Justices may weigh in on case that could revise 40-year-old rules.
Mark Sherman, The Associated Press
WASHINGTON — The Supreme Court decided 40 years ago that police don’t need a search warrant to look through anything a person is carrying when arrested. But that was long before smartphones gave people the ability to take with them the equivalent of millions of pages of documents or thousands of photographs.
In a new clash over technology and privacy, the court is being asked to resolve divisions among federal and state courts over whether the old rules should still apply in the digital age.
The justices could say as early as Friday whether they will hear appeals involving warrantless cellphone searches that led to criminal convictions and lengthy prison terms.
There are parallels to other cases making their way through the federal courts, including the much-publicized ones that challenge the massive collection without warrants of telephone records by the National Security Agency. Though the details and scale are far different — searching a single phone for evidence that could send someone to jail vs. gathering huge amounts of data, almost all of which will never be used — in both situations the government is relying on Supreme Court decisions from the 1970s, when most households still had rotary-dial telephones.

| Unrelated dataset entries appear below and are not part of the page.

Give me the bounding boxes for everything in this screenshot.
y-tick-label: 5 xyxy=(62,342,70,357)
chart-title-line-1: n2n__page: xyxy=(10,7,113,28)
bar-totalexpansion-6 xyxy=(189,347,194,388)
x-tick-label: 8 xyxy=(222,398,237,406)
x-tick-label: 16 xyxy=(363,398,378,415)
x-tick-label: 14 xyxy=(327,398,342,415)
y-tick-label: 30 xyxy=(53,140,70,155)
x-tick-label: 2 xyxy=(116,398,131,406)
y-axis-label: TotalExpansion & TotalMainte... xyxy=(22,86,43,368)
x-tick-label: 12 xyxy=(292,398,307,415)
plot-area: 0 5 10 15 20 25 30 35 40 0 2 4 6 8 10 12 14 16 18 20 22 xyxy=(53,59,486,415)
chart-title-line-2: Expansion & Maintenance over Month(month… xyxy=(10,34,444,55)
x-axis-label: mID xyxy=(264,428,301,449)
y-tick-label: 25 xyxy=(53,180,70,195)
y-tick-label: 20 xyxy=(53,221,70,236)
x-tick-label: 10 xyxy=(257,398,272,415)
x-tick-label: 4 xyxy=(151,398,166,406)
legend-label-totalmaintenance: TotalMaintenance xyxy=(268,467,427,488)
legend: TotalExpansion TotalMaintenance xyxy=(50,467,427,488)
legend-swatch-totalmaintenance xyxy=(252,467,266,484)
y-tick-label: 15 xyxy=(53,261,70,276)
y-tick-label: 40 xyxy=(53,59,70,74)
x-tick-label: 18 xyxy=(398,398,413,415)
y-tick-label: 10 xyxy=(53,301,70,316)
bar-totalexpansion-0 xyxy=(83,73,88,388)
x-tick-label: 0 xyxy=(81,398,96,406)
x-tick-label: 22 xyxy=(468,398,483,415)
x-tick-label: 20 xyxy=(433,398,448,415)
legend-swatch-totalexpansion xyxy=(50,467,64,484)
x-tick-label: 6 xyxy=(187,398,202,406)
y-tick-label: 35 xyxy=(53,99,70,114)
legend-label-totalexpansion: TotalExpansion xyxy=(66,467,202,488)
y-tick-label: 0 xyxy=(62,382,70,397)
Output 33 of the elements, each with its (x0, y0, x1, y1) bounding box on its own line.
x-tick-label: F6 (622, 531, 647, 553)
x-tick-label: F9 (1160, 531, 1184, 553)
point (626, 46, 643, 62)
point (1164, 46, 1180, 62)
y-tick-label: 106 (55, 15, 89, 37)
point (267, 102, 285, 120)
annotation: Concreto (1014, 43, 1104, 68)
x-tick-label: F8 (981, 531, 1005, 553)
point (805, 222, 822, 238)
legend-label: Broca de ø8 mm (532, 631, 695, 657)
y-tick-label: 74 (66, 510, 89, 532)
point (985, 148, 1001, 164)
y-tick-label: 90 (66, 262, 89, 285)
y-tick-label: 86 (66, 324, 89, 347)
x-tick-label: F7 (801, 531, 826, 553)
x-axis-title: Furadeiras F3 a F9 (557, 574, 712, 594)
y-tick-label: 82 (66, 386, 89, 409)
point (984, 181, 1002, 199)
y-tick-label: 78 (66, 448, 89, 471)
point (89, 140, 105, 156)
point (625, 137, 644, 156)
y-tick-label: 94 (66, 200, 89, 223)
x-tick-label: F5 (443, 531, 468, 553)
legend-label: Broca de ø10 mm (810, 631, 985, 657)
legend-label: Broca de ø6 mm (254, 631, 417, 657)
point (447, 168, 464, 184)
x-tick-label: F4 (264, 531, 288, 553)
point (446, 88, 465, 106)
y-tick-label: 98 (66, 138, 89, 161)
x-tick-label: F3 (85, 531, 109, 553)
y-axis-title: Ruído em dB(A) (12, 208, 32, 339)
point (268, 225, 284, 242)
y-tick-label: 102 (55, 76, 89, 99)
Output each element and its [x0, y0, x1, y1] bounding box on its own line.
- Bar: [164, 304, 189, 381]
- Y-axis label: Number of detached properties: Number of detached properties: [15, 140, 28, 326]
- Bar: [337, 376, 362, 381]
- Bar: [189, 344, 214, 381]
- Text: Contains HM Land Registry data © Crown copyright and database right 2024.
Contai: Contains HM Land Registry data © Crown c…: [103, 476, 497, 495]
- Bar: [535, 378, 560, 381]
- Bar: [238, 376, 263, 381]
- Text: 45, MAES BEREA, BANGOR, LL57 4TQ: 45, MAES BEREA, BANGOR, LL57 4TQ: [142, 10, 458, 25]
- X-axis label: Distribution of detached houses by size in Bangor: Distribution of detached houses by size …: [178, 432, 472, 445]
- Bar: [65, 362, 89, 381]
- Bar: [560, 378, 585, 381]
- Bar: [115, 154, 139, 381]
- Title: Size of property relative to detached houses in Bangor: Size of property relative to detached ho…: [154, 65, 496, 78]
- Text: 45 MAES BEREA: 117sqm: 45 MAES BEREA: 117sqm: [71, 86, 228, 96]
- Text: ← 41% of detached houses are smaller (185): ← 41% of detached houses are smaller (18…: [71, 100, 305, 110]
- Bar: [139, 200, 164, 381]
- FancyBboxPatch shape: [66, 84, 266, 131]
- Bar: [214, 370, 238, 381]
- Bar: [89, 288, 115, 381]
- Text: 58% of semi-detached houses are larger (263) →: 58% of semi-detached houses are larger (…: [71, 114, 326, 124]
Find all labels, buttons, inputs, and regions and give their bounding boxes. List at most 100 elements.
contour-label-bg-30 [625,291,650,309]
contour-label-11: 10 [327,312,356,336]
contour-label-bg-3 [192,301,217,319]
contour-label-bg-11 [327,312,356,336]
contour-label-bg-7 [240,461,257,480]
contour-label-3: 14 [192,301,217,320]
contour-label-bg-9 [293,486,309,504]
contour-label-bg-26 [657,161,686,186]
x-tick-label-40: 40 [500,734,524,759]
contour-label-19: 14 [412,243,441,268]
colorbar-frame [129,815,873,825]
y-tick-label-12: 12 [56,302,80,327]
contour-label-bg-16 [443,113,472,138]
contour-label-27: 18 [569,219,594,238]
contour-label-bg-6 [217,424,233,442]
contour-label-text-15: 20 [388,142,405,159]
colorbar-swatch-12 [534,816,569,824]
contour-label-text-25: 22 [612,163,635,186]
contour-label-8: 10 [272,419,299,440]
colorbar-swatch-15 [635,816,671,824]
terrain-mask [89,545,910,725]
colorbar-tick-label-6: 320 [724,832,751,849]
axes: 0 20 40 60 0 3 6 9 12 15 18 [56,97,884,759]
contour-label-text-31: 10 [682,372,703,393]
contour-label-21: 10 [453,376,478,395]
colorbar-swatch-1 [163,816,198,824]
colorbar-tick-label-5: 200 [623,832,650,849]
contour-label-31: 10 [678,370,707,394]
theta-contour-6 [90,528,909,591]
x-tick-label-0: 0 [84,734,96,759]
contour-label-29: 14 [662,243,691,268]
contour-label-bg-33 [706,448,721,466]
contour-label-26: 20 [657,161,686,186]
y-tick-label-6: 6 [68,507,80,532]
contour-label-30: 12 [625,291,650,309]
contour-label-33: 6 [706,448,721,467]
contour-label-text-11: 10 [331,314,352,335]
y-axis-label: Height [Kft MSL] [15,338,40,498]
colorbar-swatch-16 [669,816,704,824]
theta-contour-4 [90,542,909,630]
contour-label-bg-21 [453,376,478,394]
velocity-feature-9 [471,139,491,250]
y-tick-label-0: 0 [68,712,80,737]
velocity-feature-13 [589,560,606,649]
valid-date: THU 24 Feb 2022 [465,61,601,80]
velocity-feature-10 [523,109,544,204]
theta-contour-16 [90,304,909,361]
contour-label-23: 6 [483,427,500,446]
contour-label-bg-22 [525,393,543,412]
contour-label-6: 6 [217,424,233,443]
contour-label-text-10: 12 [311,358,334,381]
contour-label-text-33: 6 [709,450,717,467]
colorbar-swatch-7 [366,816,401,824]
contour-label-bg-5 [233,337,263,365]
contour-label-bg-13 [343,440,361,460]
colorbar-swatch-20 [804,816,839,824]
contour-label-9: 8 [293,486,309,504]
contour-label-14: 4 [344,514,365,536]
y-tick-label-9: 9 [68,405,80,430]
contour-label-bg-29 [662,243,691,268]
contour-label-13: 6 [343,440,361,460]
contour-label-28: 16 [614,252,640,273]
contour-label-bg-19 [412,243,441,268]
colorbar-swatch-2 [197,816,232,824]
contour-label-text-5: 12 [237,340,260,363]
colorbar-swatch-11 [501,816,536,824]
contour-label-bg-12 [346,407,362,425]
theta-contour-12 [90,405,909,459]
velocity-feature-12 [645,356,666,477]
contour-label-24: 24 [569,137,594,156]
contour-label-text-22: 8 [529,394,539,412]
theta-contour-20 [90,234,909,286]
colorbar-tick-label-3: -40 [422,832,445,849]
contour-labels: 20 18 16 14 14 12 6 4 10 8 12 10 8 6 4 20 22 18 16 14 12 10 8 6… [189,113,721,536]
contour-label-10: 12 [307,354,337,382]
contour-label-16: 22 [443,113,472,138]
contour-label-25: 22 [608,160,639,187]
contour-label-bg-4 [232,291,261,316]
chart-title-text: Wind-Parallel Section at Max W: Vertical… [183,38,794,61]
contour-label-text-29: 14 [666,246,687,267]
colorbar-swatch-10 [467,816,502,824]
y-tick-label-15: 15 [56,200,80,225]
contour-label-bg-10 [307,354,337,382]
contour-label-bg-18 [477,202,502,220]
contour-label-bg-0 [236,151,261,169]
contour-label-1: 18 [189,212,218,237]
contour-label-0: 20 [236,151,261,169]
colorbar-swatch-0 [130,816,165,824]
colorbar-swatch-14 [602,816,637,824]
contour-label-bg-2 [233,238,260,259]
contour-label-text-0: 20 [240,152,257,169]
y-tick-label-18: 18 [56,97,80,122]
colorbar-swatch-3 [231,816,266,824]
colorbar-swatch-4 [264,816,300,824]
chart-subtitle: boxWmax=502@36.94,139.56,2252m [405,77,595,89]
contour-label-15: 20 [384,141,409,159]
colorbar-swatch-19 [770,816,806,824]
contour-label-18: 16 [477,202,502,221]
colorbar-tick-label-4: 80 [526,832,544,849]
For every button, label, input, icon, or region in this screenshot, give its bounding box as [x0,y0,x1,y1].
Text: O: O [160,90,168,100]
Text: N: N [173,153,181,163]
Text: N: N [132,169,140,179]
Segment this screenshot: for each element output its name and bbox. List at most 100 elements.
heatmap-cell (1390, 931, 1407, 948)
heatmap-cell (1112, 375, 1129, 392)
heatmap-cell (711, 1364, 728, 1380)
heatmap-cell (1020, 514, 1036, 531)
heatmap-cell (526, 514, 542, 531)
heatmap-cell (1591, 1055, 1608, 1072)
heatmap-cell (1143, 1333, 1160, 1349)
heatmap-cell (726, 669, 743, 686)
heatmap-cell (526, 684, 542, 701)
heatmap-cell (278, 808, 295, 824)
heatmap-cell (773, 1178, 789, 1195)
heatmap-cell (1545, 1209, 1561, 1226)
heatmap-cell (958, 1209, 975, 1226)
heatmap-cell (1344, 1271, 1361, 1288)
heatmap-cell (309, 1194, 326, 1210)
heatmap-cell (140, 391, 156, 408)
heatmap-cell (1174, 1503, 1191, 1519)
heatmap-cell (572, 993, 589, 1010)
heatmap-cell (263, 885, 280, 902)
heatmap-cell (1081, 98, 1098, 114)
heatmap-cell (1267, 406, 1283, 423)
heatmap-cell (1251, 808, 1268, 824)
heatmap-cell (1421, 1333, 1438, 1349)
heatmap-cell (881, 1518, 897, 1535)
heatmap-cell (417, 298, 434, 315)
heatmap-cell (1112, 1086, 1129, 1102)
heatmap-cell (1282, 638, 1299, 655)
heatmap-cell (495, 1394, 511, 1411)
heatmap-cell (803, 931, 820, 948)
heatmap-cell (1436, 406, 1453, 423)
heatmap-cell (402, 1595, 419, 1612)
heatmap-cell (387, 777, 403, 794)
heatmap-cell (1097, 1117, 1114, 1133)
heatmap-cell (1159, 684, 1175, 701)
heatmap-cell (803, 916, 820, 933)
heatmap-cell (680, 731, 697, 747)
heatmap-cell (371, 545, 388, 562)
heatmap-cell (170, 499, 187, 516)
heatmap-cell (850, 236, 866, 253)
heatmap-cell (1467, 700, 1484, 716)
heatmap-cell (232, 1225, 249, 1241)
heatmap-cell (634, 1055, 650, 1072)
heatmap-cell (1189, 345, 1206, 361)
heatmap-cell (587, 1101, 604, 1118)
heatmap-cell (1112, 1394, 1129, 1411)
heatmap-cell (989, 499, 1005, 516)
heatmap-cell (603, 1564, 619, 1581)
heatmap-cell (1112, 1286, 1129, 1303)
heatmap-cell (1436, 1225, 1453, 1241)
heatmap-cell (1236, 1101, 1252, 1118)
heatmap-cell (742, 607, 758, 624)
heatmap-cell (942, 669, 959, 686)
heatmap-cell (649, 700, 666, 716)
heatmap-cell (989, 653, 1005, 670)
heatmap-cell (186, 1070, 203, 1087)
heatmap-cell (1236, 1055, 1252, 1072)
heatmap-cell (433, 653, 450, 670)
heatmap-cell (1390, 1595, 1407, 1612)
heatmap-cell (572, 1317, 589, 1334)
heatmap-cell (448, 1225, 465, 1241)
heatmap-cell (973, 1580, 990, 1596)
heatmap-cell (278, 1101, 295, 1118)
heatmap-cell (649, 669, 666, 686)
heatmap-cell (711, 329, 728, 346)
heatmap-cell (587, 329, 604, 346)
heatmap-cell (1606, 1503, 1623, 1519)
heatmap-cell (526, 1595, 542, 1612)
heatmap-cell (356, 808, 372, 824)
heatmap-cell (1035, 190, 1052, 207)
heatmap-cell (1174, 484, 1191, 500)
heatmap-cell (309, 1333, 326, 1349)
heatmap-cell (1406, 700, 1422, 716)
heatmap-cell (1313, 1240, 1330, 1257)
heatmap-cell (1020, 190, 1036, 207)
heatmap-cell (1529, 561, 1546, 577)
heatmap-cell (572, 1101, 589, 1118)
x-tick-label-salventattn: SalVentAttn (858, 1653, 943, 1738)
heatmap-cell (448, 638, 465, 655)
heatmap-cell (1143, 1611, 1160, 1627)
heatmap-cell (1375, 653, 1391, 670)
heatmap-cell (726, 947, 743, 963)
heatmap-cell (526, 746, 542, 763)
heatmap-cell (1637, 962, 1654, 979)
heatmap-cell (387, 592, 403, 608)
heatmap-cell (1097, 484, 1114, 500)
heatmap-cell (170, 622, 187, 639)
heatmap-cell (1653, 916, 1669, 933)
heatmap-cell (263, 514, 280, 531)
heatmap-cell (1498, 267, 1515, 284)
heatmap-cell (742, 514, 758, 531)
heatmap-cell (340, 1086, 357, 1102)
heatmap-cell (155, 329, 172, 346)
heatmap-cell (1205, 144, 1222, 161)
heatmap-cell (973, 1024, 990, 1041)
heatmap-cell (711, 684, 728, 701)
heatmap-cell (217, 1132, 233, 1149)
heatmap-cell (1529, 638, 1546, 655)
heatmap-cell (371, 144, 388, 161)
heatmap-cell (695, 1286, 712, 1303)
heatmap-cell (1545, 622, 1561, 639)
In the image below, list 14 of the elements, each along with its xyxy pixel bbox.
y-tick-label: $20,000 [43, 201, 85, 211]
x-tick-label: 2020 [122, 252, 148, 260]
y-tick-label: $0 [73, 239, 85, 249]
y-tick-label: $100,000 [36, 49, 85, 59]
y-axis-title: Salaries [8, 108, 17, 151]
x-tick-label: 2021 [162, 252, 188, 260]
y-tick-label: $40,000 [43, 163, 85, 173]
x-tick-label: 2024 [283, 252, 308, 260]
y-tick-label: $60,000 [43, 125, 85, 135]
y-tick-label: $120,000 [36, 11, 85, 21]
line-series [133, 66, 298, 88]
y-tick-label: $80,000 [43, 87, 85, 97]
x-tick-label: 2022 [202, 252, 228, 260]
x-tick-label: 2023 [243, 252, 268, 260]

Under the Fourth Amendment, police generally need a warrant before they can conduct a search. The warrant must be based on “probable cause,” evidence that a crime has been committed, the Constitution says.
But in the early1970s, the Supreme Court carved out exceptions for officers dealing with people they have arrested. The court was trying to set clear rules that allowed police to look for concealed weapons and prevent the destruction of evidence. Briefcases, wallets, purses and crumpled cigarette packs all are fair game if they are being carried by a suspect or within the person’s immediate control.
There is growing division in state and federal courts over whether cellphones deserve special protection. At least six courts have allowed warrantless searches, and at least three have not, said Stanford University’s Jeffrey Fisher, representing a California defendant whose case is being considered by the Supreme Court.